My paper reads Scheerbart’s post-human ecological fantasy as well as a few of his


poetic epigrams along the lines of its positive and lighthearted style. A work like
Lesabéndio perfectly exemplifies the utopian function of literature “intentionally to test
human possibilities, to conserve human demands for happiness and playfully to
anticipate what in reality has not at all been produced” (Bloch).

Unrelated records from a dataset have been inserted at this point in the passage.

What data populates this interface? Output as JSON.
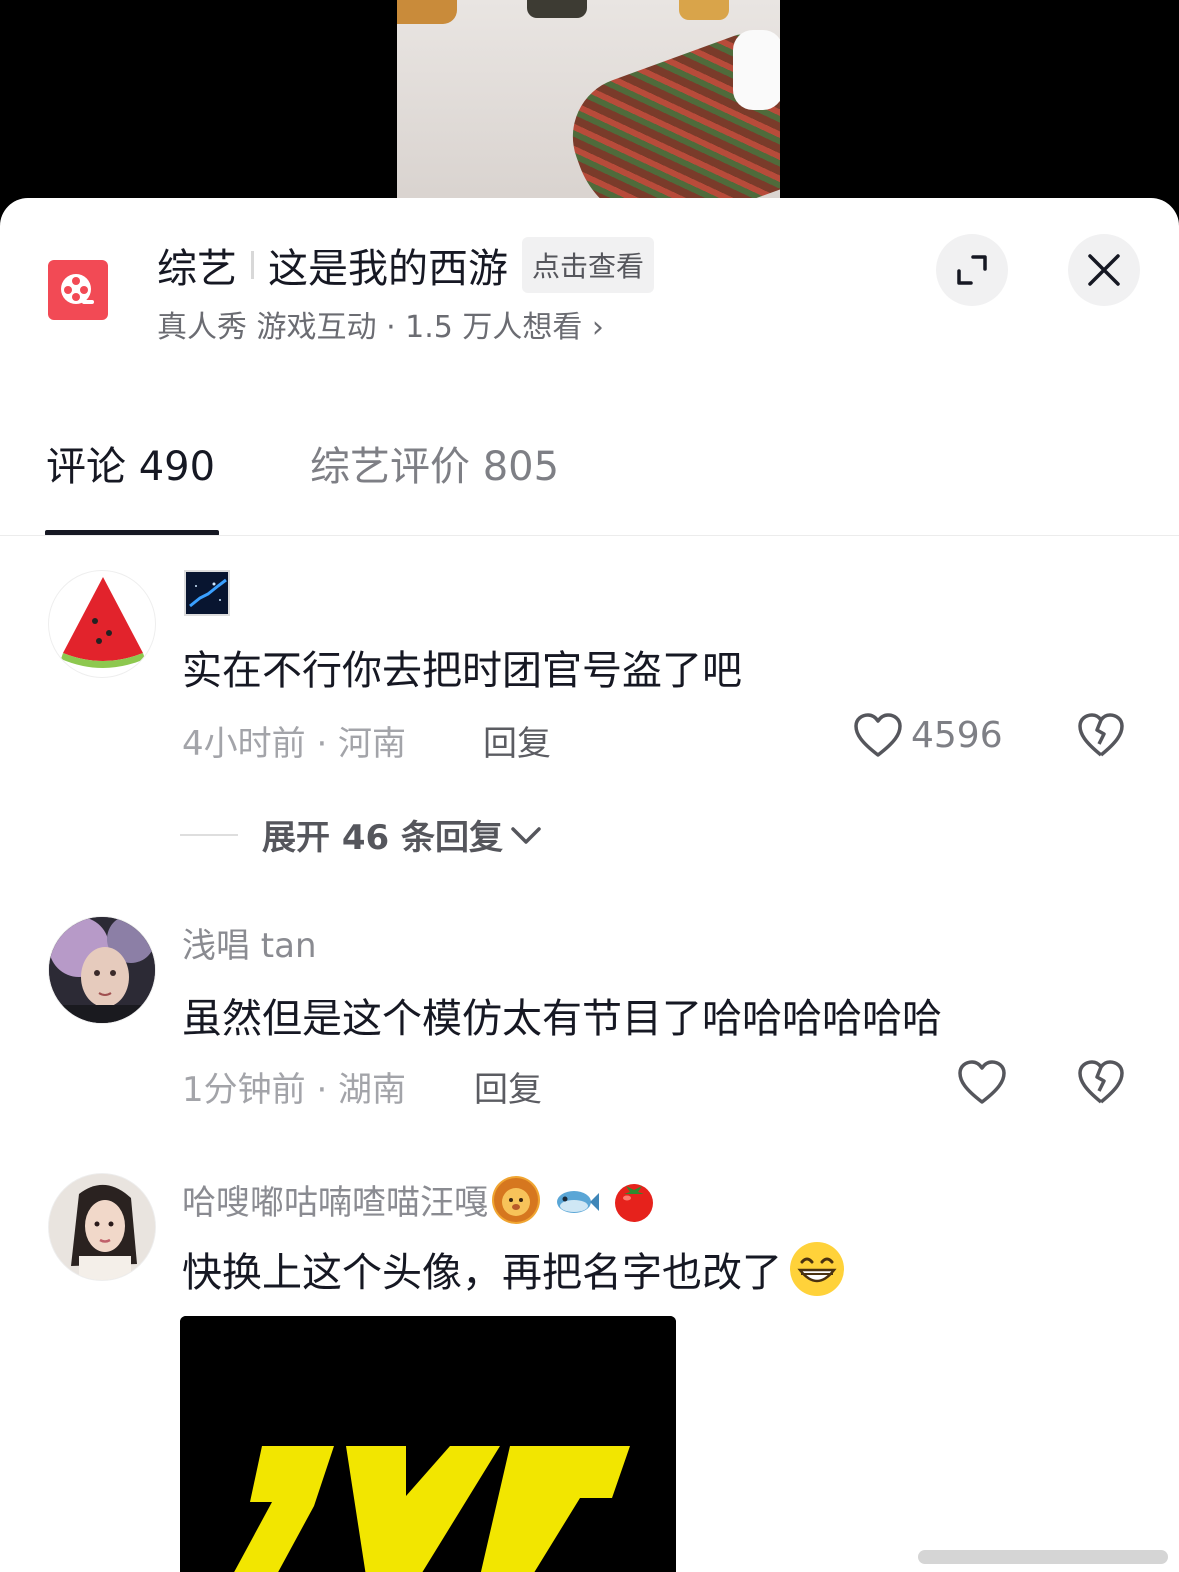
{
  "header": {
    "category": "综艺",
    "show_name": "这是我的西游",
    "view_badge": "点击查看",
    "meta": "真人秀 游戏互动 · 1.5 万人想看 ›"
  },
  "tabs": [
    {
      "label": "评论 490",
      "active": true
    },
    {
      "label": "综艺评价 805",
      "active": false
    }
  ],
  "comments": [
    {
      "name": "",
      "text": "实在不行你去把时团官号盗了吧",
      "time_location": "4小时前 · 河南",
      "reply_label": "回复",
      "likes": "4596"
    },
    {
      "name": "浅唱 tan",
      "text": "虽然但是这个模仿太有节目了哈哈哈哈哈哈",
      "time_location": "1分钟前 · 湖南",
      "reply_label": "回复",
      "likes": ""
    },
    {
      "name": "哈嗖嘟咕喃喳喵汪嘎",
      "text": "快换上这个头像，再把名字也改了",
      "emoji_after_name": [
        "lion-emoji",
        "fish-emoji",
        "tomato-emoji"
      ],
      "emoji_after_text": "grin-emoji"
    }
  ],
  "expand_replies": "展开 46 条回复",
  "colors": {
    "accent_red": "#f24a55",
    "text_primary": "#161823",
    "text_secondary": "#8a8b91",
    "image_yellow": "#f2e600"
  }
}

Furthermore, since
Lesabéndio’s tower looks and feels eerily similar to Eiffel’s, I also turn to examine two
works of visionary glass architecture contemporaneous with Scheerbart: Bruno Taut’s
Glass Pavillion at the Köln Werkbund Exhibition (1914) and Vladimir Tatlin’s design for
a Monument to the Third International (1920). In so doing, I call attention to Benjamin’s
thesis, at work in all three structures, “that technology, by liberating human beings,
would fraternally liberate the whole of creation.” This utopian impulse of the
unification of nature and technology, I would submit, can still speak to the ecological-
political problems that face us today.